When you walk into a new convenience store, it may be run by a Chinese couple speaking broken English; when you enter a furniture store, the manager greeting you might be Chinese and he may own five other stores nearby; even when the gas company comes to change your meter, you may notice that the new meter has Chinese characters on it.
On Nov 1, 2010, the Ministry of Commerce issued a report showing China's outbound direct investment in 2009 reached $56.5 billion, the fifth largest in the world. From 2002 to 2009, China's outbound direct investment grew by 54 percent annually.
While some of the investment came from State-owned companies, the majority came from the private sector.
Chinese investments come into the US in several ways: mergers and acquisitions, joint ventures with domestic companies, buying small businesses and building new factories.
"Opportunities for investment (into the US) will last for a long time, perhaps 30 to 50 years," said Lin Shunjie, deputy secretary-general of the China Chamber of International Commerce.
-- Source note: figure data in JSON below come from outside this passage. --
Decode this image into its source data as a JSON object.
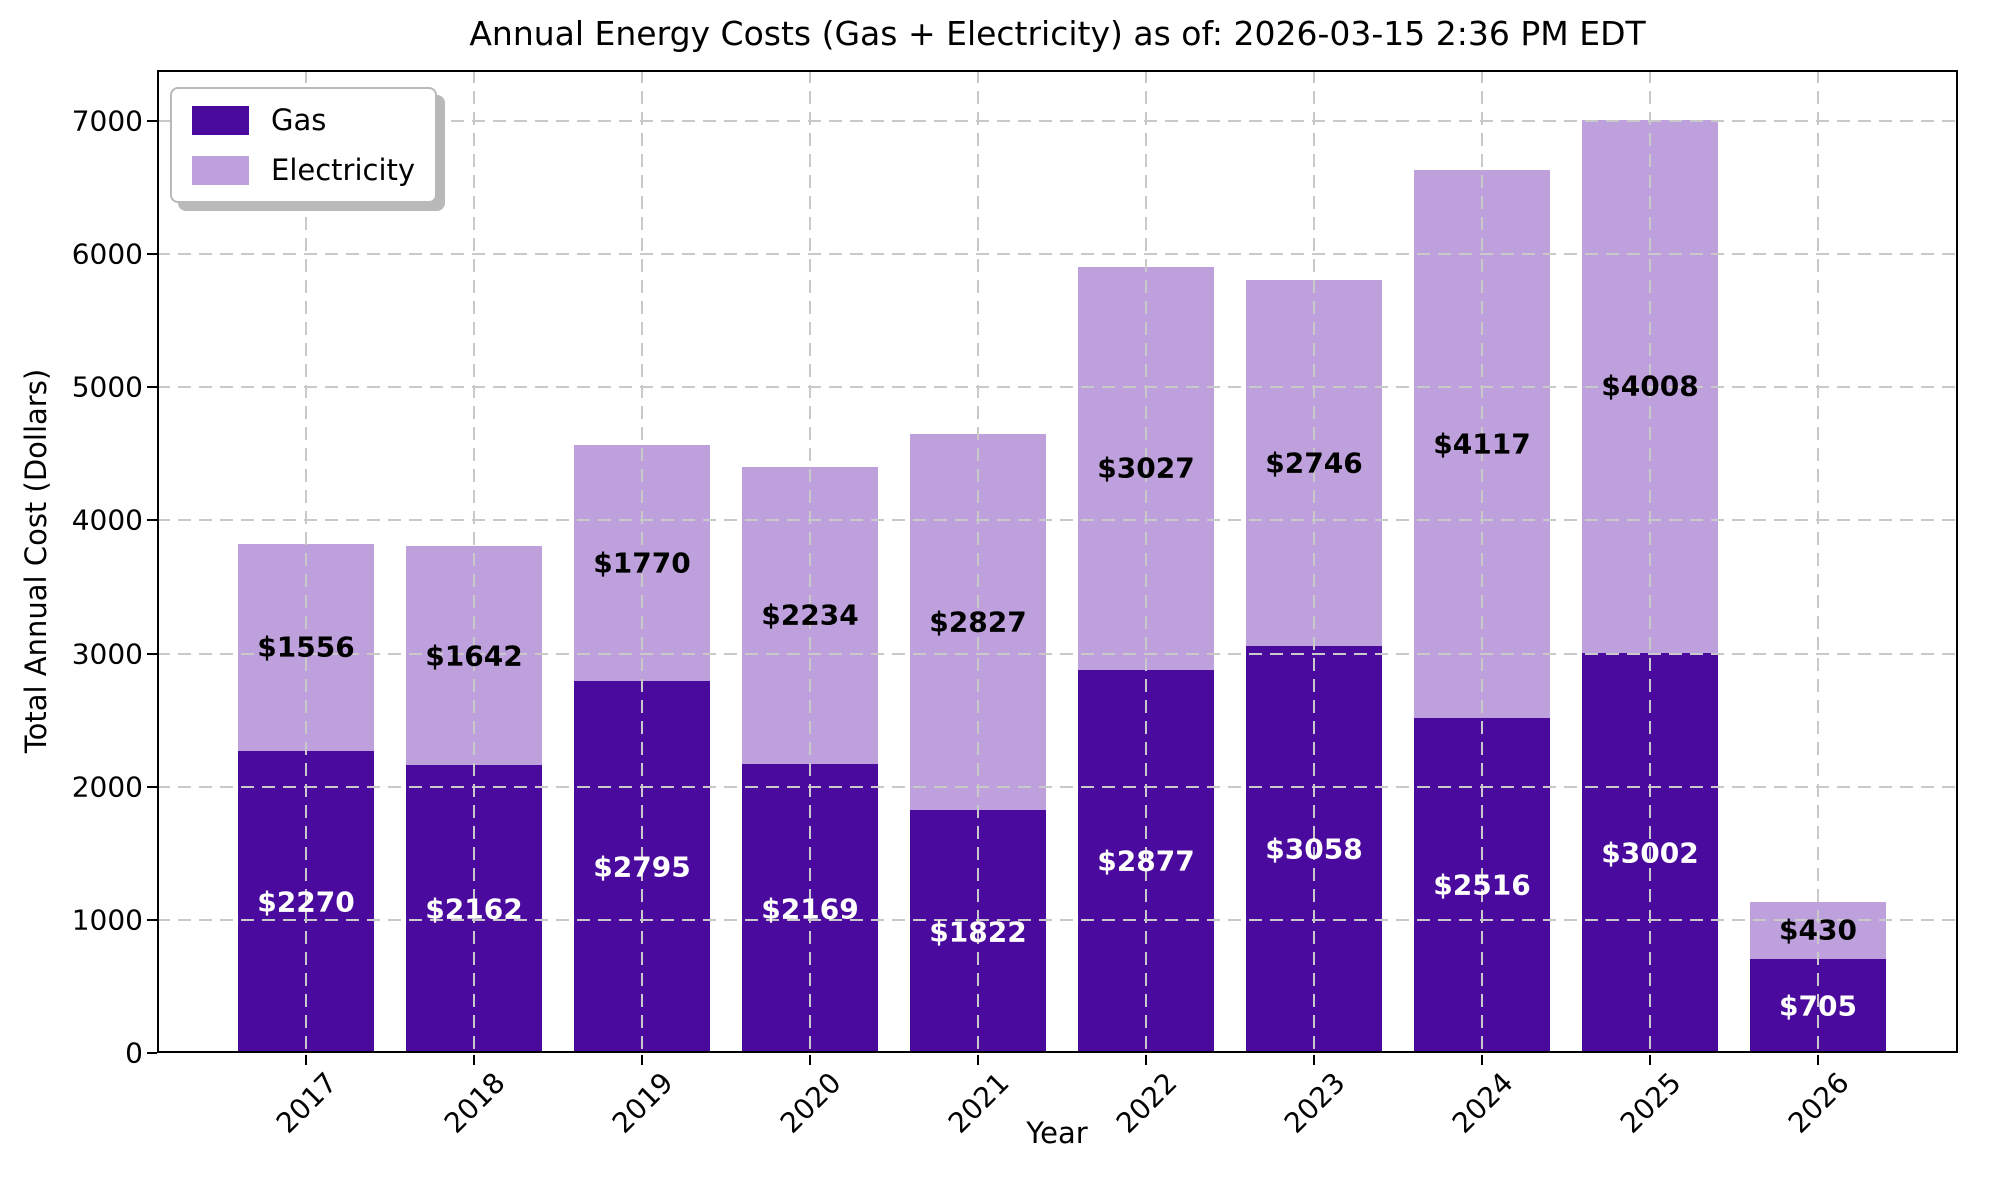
{
  "title": "Annual Energy Costs (Gas + Electricity) as of: 2026-03-15 2:36 PM EDT",
  "legend": {
    "items": [
      {
        "label": "Gas",
        "color": "#4a0a9e"
      },
      {
        "label": "Electricity",
        "color": "#bea1dc"
      }
    ]
  },
  "axes": {
    "xlabel": "Year",
    "ylabel": "Total Annual Cost (Dollars)"
  },
  "chart_data": {
    "type": "bar",
    "stacked": true,
    "title": "Annual Energy Costs (Gas + Electricity) as of: 2026-03-15 2:36 PM EDT",
    "xlabel": "Year",
    "ylabel": "Total Annual Cost (Dollars)",
    "categories": [
      "2017",
      "2018",
      "2019",
      "2020",
      "2021",
      "2022",
      "2023",
      "2024",
      "2025",
      "2026"
    ],
    "series": [
      {
        "name": "Gas",
        "color": "#4a0a9e",
        "label_color": "#ffffff",
        "values": [
          2270,
          2162,
          2795,
          2169,
          1822,
          2877,
          3058,
          2516,
          3002,
          705
        ],
        "labels": [
          "$2270",
          "$2162",
          "$2795",
          "$2169",
          "$1822",
          "$2877",
          "$3058",
          "$2516",
          "$3002",
          "$705"
        ]
      },
      {
        "name": "Electricity",
        "color": "#bea1dc",
        "label_color": "#000000",
        "values": [
          1556,
          1642,
          1770,
          2234,
          2827,
          3027,
          2746,
          4117,
          4008,
          430
        ],
        "labels": [
          "$1556",
          "$1642",
          "$1770",
          "$2234",
          "$2827",
          "$3027",
          "$2746",
          "$4117",
          "$4008",
          "$430"
        ]
      }
    ],
    "yticks": [
      0,
      1000,
      2000,
      3000,
      4000,
      5000,
      6000,
      7000
    ],
    "ytick_labels": [
      "0",
      "1000",
      "2000",
      "3000",
      "4000",
      "5000",
      "6000",
      "7000"
    ],
    "ylim": [
      0,
      7382
    ],
    "grid": "dashed gridlines on both axes, drawn above bars",
    "legend_position": "upper left"
  }
}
Lin said what private enterprises do is surprisingly diversified. While State-owned companies might not want to invest in areas with limited returns, private companies seem willing to invest in projects that bring them consistent returns.
SANY Group Co Ltd, the largest construction equipment manufacturer in China and one of the top 10 in the world, is not too dissimilar from many other ambitious Chinese companies.
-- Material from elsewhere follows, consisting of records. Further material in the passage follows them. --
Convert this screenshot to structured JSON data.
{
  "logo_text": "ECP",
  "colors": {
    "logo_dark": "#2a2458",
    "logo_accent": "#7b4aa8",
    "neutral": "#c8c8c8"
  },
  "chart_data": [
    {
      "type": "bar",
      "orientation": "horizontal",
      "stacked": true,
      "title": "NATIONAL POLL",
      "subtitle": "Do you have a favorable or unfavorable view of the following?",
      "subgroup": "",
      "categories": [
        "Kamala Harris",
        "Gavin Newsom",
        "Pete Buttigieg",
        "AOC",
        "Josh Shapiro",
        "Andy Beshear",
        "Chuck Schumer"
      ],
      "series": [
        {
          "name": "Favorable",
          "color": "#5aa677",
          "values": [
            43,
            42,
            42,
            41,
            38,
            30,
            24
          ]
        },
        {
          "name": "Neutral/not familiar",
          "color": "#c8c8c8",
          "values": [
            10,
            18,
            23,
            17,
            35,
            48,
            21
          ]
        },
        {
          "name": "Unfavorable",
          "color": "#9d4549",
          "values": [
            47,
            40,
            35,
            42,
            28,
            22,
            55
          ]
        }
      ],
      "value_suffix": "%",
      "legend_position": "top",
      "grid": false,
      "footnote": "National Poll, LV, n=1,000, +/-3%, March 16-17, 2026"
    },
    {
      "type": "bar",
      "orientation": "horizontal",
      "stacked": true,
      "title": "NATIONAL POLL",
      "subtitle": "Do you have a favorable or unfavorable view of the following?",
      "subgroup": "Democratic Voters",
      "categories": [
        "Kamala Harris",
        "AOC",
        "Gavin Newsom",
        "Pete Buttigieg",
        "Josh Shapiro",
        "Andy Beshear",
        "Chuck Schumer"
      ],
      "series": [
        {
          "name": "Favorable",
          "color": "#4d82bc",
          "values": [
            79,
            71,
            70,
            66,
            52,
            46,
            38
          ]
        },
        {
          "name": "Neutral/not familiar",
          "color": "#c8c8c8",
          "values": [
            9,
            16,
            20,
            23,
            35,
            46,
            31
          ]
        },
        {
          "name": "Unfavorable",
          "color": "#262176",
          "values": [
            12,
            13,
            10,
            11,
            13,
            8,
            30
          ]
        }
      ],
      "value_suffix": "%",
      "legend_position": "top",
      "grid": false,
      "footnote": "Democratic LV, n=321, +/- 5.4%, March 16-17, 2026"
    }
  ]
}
"After the company went public in 2003 on the Shanghai Stock Exchange, we entered a new phase of development that required us to explore more resources worldwide," Tang Jianguo, president of SANY America, told China Daily.
"The US is home to the leading heavy equipment manufacturers and it has the best technology, talent and market, and I believe the company can benefit from investments in the US."
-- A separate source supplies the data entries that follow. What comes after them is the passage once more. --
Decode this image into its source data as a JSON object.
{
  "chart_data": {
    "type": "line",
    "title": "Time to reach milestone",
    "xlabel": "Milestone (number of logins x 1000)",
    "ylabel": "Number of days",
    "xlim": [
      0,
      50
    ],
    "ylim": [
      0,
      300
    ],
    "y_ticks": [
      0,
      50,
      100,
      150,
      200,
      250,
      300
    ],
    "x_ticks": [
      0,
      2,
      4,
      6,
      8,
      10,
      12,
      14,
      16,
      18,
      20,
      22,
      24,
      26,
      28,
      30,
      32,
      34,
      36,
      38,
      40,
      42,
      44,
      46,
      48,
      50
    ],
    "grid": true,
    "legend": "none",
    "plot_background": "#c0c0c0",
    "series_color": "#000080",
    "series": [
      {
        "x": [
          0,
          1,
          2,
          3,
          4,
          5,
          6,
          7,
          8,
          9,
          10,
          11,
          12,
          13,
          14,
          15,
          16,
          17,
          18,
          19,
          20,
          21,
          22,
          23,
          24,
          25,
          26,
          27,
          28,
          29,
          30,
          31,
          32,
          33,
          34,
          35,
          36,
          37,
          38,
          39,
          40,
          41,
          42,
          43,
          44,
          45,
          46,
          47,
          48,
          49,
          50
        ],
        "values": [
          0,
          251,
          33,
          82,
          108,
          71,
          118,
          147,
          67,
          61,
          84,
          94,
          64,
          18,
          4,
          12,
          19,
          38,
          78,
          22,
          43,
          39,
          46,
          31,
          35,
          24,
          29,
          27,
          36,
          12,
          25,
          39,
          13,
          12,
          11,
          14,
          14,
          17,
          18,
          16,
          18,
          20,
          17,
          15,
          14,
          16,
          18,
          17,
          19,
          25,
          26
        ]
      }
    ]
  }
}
Based on an agreement with the Georgia state government in 2006, the company established a factory on 92 hectares and will invest more than $100 million over the next few years. Company managers said they expect to create about 600 jobs in the state.
The China Chamber of International Commerce said 70 to 80 percent of its 300 members have overseas investments, with 20 to 30 percent of them investing in the US.
One main reason for the investments is that with the onset of the global financial crisis, Chinese companies, especially exporters, are finding it harder to export to the US. As the yuan appreciates, the dollars they accumulated from exports are losing their value, pushing companies to find an outlet for their money. The US is an optimal destination.
"The US is desperately in need of investments, which are what Chinese enterprises possess," said Chen Yongjun, deputy director of the business school at Renmin University of China in Beijing. "It is the best time for Chinese companies to invest in the US. Previously, US companies were worried that their technology would be stolen when they brought their technology into China. But if we invest in the US, we become stakeholders and will protect our intellectual property rights, creating less concerns for US partners."
Lin said it is also a good opportunity to rebuild Chinese brands. "For decades, Chinese products have been synonymous with being cheap and of low quality, just like Japanese products were in the 1970s. It was the only message conveyed to American consumers. If we let it be, it will also take us 30 years, like the Japanese, to eliminate that and rebuild brands. Through manufacturing in the US, we might rebuild our brands in 20 years."
To many private enterprises, investing in the US is a wise move since they will become part of a local company and can label their products "made in the USA". And since labor is much more expensive in the US than in China, most investments go to technology-intensive industries, rather than consumer products.
"We don't advise all types of Chinese companies to invest in the US since many of them may not survive. Companies should alter their production models and add value to their products first before they consider investing overseas," Lin said.